Asymptotic expansion of a cubic equation

Question

I am asked to find the first two terms of the asymptotic expansion of the cubic equation $$\varepsilon^4 x^3 - 6 \varepsilon^3 x^2 + (4-3\varepsilon^2) x - 12 \varepsilon - 2 \varepsilon^2 = 0$$

as $\varepsilon\rightarrow 0$. I am given the hint that one root is $O(\varepsilon)$ and two are $O(\varepsilon^{-2})$. I am not sure how to adjust the equation (by dividing by $\varepsilon$ or powers of $\varepsilon$, etc.) and proceed. I know to use $x \sim x_0 + \varepsilon x_1$ as I'm asked to find the first two terms of the asymptotic expansion. But I have not seen equations before with this complexity and powers of $\varepsilon$ before the highest power of $x$. I usually would discard the $O(\varepsilon^2)$ and above terms and compare coefficients of $O(1)$ and $O(\varepsilon)$, etc., but I am really struggling with this particular example.

Answer 1

The question asks about the roots of the cubic equation $$ \varepsilon^4 x^3 - 6 \varepsilon^3 x^2 + (4-3\varepsilon^2) x - 12 \varepsilon - 2 \varepsilon^2 = 0 \tag{1} $$ as $\varepsilon\to 0.\,$ One step is to make the cubic monic by dividing by its coefficient.
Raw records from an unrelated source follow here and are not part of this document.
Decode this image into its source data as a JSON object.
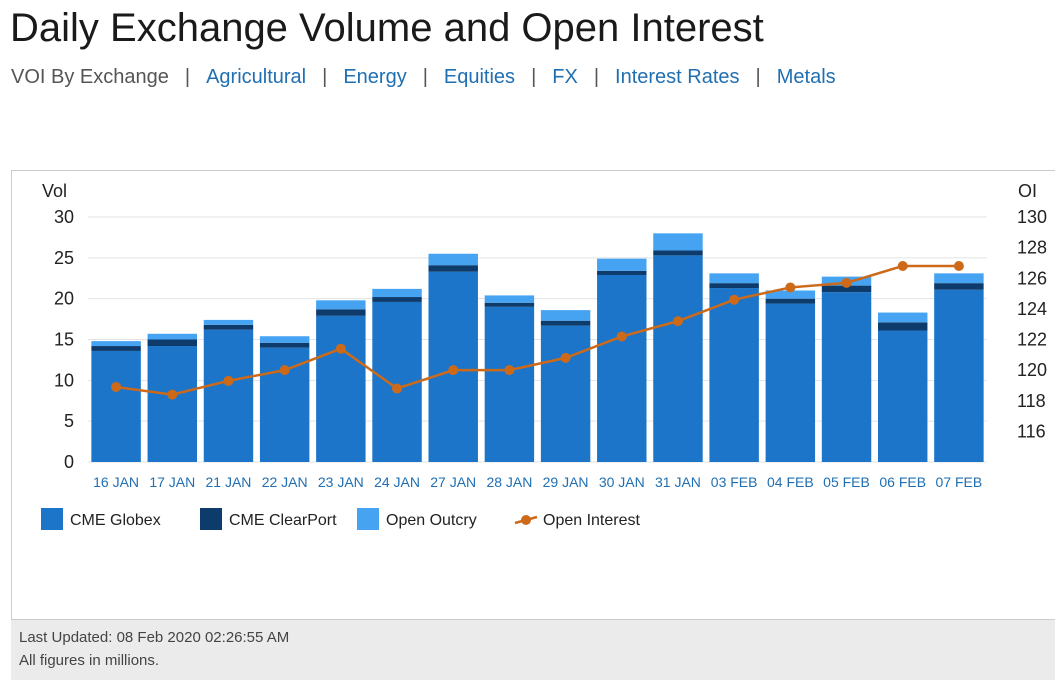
{
  "page": {
    "title": "Daily Exchange Volume and Open Interest",
    "nav_current": "VOI By Exchange",
    "nav_links": [
      "Agricultural",
      "Energy",
      "Equities",
      "FX",
      "Interest Rates",
      "Metals"
    ]
  },
  "footer": {
    "last_updated": "Last Updated: 08 Feb 2020 02:26:55 AM",
    "note": "All figures in millions."
  },
  "colors": {
    "globex": "#1c75c8",
    "clearport": "#0d3b6b",
    "outcry": "#45a3f2",
    "open_interest": "#cc6a1a",
    "grid": "#e3e3e3"
  },
  "chart_data": {
    "type": "bar",
    "stacked": true,
    "title": "",
    "ylabel": "Vol",
    "y2label": "OI",
    "ylim": [
      0,
      30
    ],
    "y2lim": [
      114,
      130
    ],
    "yticks": [
      0,
      5,
      10,
      15,
      20,
      25,
      30
    ],
    "y2ticks": [
      116,
      118,
      120,
      122,
      124,
      126,
      128,
      130
    ],
    "grid": true,
    "legend_position": "bottom-left",
    "categories": [
      "16 JAN",
      "17 JAN",
      "21 JAN",
      "22 JAN",
      "23 JAN",
      "24 JAN",
      "27 JAN",
      "28 JAN",
      "29 JAN",
      "30 JAN",
      "31 JAN",
      "03 FEB",
      "04 FEB",
      "05 FEB",
      "06 FEB",
      "07 FEB"
    ],
    "series": [
      {
        "name": "CME Globex",
        "kind": "bar",
        "values": [
          13.6,
          14.2,
          16.2,
          14.0,
          17.9,
          19.6,
          23.3,
          19.0,
          16.7,
          22.9,
          25.3,
          21.3,
          19.4,
          20.8,
          16.1,
          21.1
        ]
      },
      {
        "name": "CME ClearPort",
        "kind": "bar",
        "values": [
          0.6,
          0.8,
          0.6,
          0.6,
          0.8,
          0.6,
          0.8,
          0.5,
          0.6,
          0.5,
          0.6,
          0.6,
          0.6,
          0.8,
          1.0,
          0.8
        ]
      },
      {
        "name": "Open Outcry",
        "kind": "bar",
        "values": [
          0.6,
          0.7,
          0.6,
          0.8,
          1.1,
          1.0,
          1.4,
          0.9,
          1.3,
          1.5,
          2.1,
          1.2,
          1.0,
          1.1,
          1.2,
          1.2
        ]
      },
      {
        "name": "Open Interest",
        "kind": "line",
        "axis": "right",
        "values": [
          118.9,
          118.4,
          119.3,
          120.0,
          121.4,
          118.8,
          120.0,
          120.0,
          120.8,
          122.2,
          123.2,
          124.6,
          125.4,
          125.7,
          126.8,
          126.8
        ]
      }
    ]
  }
}
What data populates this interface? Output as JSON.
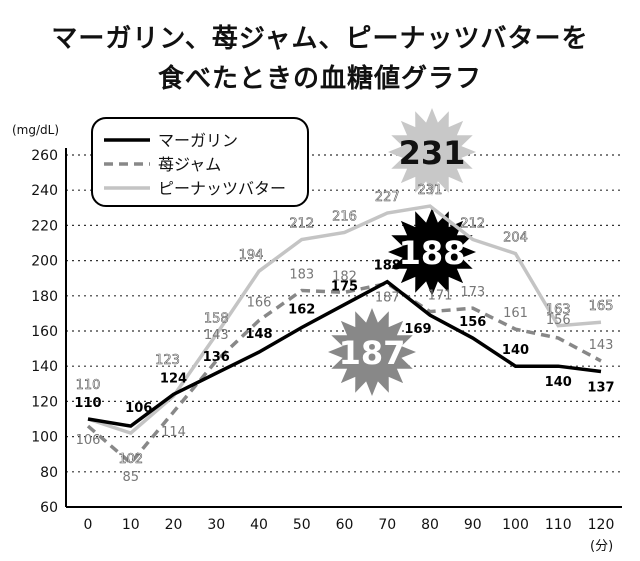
{
  "chart_data": {
    "type": "line",
    "title_lines": [
      "マーガリン、苺ジャム、ピーナッツバターを",
      "食べたときの血糖値グラフ"
    ],
    "ylabel": "(mg/dL)",
    "xlabel": "(分)",
    "ylim": [
      60,
      260
    ],
    "yticks": [
      60,
      80,
      100,
      120,
      140,
      160,
      180,
      200,
      220,
      240,
      260
    ],
    "x": [
      0,
      10,
      20,
      30,
      40,
      50,
      60,
      70,
      80,
      90,
      100,
      110,
      120
    ],
    "grid": "horizontal dotted",
    "legend_position": "top-left",
    "series": [
      {
        "name": "マーガリン",
        "color": "#000000",
        "style": "solid",
        "values": [
          110,
          106,
          124,
          136,
          148,
          162,
          175,
          188,
          169,
          156,
          140,
          140,
          137
        ]
      },
      {
        "name": "苺ジャム",
        "color": "#888888",
        "style": "dashed",
        "values": [
          106,
          85,
          114,
          143,
          166,
          183,
          182,
          187,
          171,
          173,
          161,
          156,
          143
        ]
      },
      {
        "name": "ピーナッツバター",
        "color": "#c4c4c4",
        "style": "solid",
        "values": [
          110,
          102,
          123,
          158,
          194,
          212,
          216,
          227,
          231,
          212,
          204,
          163,
          165
        ]
      }
    ],
    "peak_badges": [
      {
        "text": "231",
        "color": "#c8c8c8",
        "text_color": "#111111"
      },
      {
        "text": "188",
        "color": "#000000",
        "text_color": "#ffffff"
      },
      {
        "text": "187",
        "color": "#888888",
        "text_color": "#ffffff"
      }
    ]
  }
}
Thus, $$ x^3 \!-\! 6 \varepsilon^{-1} x^2 \!+\! (4\varepsilon^{-4}\!-\!3\varepsilon^{-2}) x \!-\! (12 \varepsilon^{-3} \!+\! 2 \varepsilon^{-2}) \!=\! 0. \tag{2} $$ Another simplifying step is to define a variant variable $$ \delta := \varepsilon/2. \tag{3} $$ Using this variable in the cubic makes it $$ x^3 \!-\!\frac3{\delta}x^2 \!+\! \left( \frac1{4\delta^4} -\frac3{4\delta^2}\right)x \!-\! \left(\frac1{2\delta^2} + \frac3{2\delta^3}\right) \!=\! 0. \tag{4} $$

Use a small positive value for $\,\delta\,$ such as $\,.000001\,$ and solve this cubic. There is one small positive root and two big conjugate imaginary roots. They are $$ r_1 \approx .000006000002,\;\; r_2 \approx 1.5\cdot 10^6 - 0.5\cdot 10^{12}i,\;\; r_3 = {r_2}^*. $$ Thus, the leading terms appear to be $$ r_1 \approx 6\delta + 2\delta^2,\;\; r_2 \approx \frac{i}{2\delta^2} + \frac3{2\delta},\;\; r_3 \approx \frac{-i}{2\delta^2} + \frac3{2\delta}. \tag{5} $$ Check, using Veita's formulas, that the elementary symmetric functions of the three roots in $(5)$ match the coefficients of the cubic in equation $(4)$.

Answer 2

We can solve excatly the cubic equation.

As @Somos already wrote, there is only one real root since $$\Delta=-4\epsilon^4\left(64-288 \epsilon ^2-972 \epsilon ^4-216 \epsilon ^5+4428 \epsilon ^6+918 \epsilon^7+27 \epsilon ^8 \right)$$ Using the hyperbolic method, the real root is given by $$r_1=\frac 2{3\epsilon}\Bigg[3+\frac{\sqrt{12-45 \epsilon ^2}}{\epsilon } \sinh \left(\frac{1}{3} \sinh ^{-1}\left(3 \sqrt{3}\,\frac{ \epsilon \left(\epsilon ^3+17 \epsilon ^2-4\right)}{\left(4-15 \epsilon ^2\right)^{3/2}}\right)\right)\Bigg]$$ Expanded as a series $$r_1=3 \epsilon +\frac{1}{2}\epsilon ^2+\frac{9}{4}\epsilon ^3+O\left(\epsilon ^4\right)$$ Now, using deflation $$r_{2,3}=\Big[ \frac{3}{\epsilon }-\frac{3 \epsilon }{2}-\frac{\epsilon ^2}{4}-\frac{9 \epsilon ^3}{8}+O\left(\epsilon ^4\right)\Big] \pm i\,\Big[\frac{2}{\epsilon ^2}-3-\frac{9 \epsilon ^2}{2}-\frac{3 \epsilon ^3}{8}+O\left(\epsilon ^4\right) \Big]$$